Anyway the competition that brought Bulger to Hawaii was golf, but not playing a round of it, This was the Ace Hardware Celebrity Golf Challenge, a series of events celebrities and former athletes like Bulger, football quarterback Drew Bledsoe, Olympic hockey hero Mike Eruzione, pitcher Adam Wainwright.

It is like the old ABC show, “Superstars”, a 1970s and 1980s era reality show where superstars like OJ Simpson, Pete Rose, Wayne Gretzky, James Lofton, Joe Frazier and others competed in Olympic style events — except in their own specialty — while the famed ABC announcing crew of Jim McKay, Howard Cosell, Frank Gifford and Dandy Don Meredith provided commentary and interviews.

This was big time stuff at the time, drawing a viewing audience of 25 million in the mid-1970s and it was quite entertaining, perhaps the most memorable action coming in the swimming pool where Joe Frazier dove in and barely could stay afloat.

Don’t know how Cosell missed shouting “Down goes Frazier! Down goes Frazier!” His difficulties in a sport he never had learned became world famous but equally as funny was Johnny Bench’s efforts in the pool. The Hall of Fame catcher had an early lead but simply paddled himself out of gas and, near the finish line, found himself standing in the pool, which did two things.

It disqualified him from the event and as he waded along the final few yards it also proved that he could walk through water, but not on it, as his manager Sparky Anderson would have had you believe.

Anyway, being tested here at the Mauna Kea Golf Course in this day and age were the golf skills with the athletes contributing their winnings to the Children’s Miracle Network across America.

Once a really strong golfer, Bulger admitted as he headed toward the first event, a driving contest where he was matched against Eruzione that he was not nearly as long off the tee as he once had been.

“I’m not hitting it 300 yards anymore,” he said, then went out and proved it with a drive of 226 yards.

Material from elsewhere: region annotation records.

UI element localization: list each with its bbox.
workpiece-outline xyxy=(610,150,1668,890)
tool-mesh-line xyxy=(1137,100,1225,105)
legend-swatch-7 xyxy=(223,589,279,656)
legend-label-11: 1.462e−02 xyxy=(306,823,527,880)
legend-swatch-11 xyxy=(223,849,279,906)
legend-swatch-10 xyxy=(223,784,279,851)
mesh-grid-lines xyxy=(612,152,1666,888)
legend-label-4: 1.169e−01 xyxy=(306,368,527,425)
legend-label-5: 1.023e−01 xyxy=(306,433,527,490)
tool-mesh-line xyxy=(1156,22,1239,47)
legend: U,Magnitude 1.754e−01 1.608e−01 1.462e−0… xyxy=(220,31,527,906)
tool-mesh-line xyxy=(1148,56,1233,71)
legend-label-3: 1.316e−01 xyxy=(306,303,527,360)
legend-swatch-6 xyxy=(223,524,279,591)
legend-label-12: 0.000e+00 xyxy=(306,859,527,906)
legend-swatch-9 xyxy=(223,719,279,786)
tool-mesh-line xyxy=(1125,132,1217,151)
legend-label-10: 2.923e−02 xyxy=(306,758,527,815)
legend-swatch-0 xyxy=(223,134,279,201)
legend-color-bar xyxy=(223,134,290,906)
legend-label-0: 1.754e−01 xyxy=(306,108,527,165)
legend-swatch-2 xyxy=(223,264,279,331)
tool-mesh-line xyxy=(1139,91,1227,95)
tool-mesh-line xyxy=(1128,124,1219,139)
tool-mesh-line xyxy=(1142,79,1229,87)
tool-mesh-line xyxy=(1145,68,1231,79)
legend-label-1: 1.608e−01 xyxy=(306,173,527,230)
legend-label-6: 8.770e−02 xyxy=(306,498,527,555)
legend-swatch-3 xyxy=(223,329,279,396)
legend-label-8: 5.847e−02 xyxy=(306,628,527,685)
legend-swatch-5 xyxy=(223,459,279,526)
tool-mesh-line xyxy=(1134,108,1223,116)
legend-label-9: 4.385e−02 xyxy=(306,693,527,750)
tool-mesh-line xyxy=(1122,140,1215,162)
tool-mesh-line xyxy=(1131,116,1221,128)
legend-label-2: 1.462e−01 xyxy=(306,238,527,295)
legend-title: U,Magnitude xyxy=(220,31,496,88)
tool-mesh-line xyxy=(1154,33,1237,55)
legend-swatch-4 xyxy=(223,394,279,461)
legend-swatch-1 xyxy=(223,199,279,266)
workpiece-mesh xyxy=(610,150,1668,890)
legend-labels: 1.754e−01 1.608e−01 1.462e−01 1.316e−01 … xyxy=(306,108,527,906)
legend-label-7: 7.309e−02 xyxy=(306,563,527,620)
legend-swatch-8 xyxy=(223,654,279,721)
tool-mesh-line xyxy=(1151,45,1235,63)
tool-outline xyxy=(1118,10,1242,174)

With corrections for accuracy, Eruzione beat him by yard.

The competitions included a chipping for accuracy as the athletes and celebrities went head-to-head trying to break panes of glass.

“I played 12 years in the NFL and I’ve never been as nervous as I am right now,” Bulger said.

The first to break two panes of glass with his chip shots would be the winner. Bulger won his contest there.

Then came the final event, a closest to the hole contest, approach shot distances being set up by the score heading into the final event. The leading scorer had the shortest approach of 85 yards.

Bulger’s approach shot was from 100 yards. Jon Barry, the former basketball player and son of the Hall of Fame great Rick Barry, had taken an early lead 9 feet, 5 inches away, and Eruzione had somehow gotten inside that at 7 feet, 9 inches.

It looked like a sure winner, until Bulger stepped in there.

When you’ve stood in the pocket on third and long with Bruce Smith or Julius Peppers bearing down on you, a little thing like a 100-yard flip approach doesn’t worry you one bit and Bulger flew on up there that just missed going into the hole and wound up only a foot and 8 inches away.

That won him the $25,000 first prize check and, sticking to his roots, he donated to the WVU Medicine’s Children’s Hospital, with his own charitable foundation matching the donation.

The Marc Bulger Foundation was established in 2007 with an initial donation of $1.342 million. It was ranked No. 17 among Parade Magazine’s Top 30 celebrity donors for that year.

Bulger had used it to benefit men and women in uniform and children in life threatening situations, such as Operation Underground Railroad, which rescued children from sex trafficking and endowing WVU scholarships for children of those serving the country.

He also helped fund a charity in St. Louis for fallen officers’ and soldiers’ funerals.

But he also never forgot his WVU days and the connection Don Nehlen and his wife, Merry Ann, had established between his football program and Children’s Hospital, with funds from the spring game being sent there and with the players making visits to the children, visits that brightened up both their days.

Now, Bulger is spreading $50,000 worth of sunshine back in Morgantown at Children’s Hospital and happy to be doing it.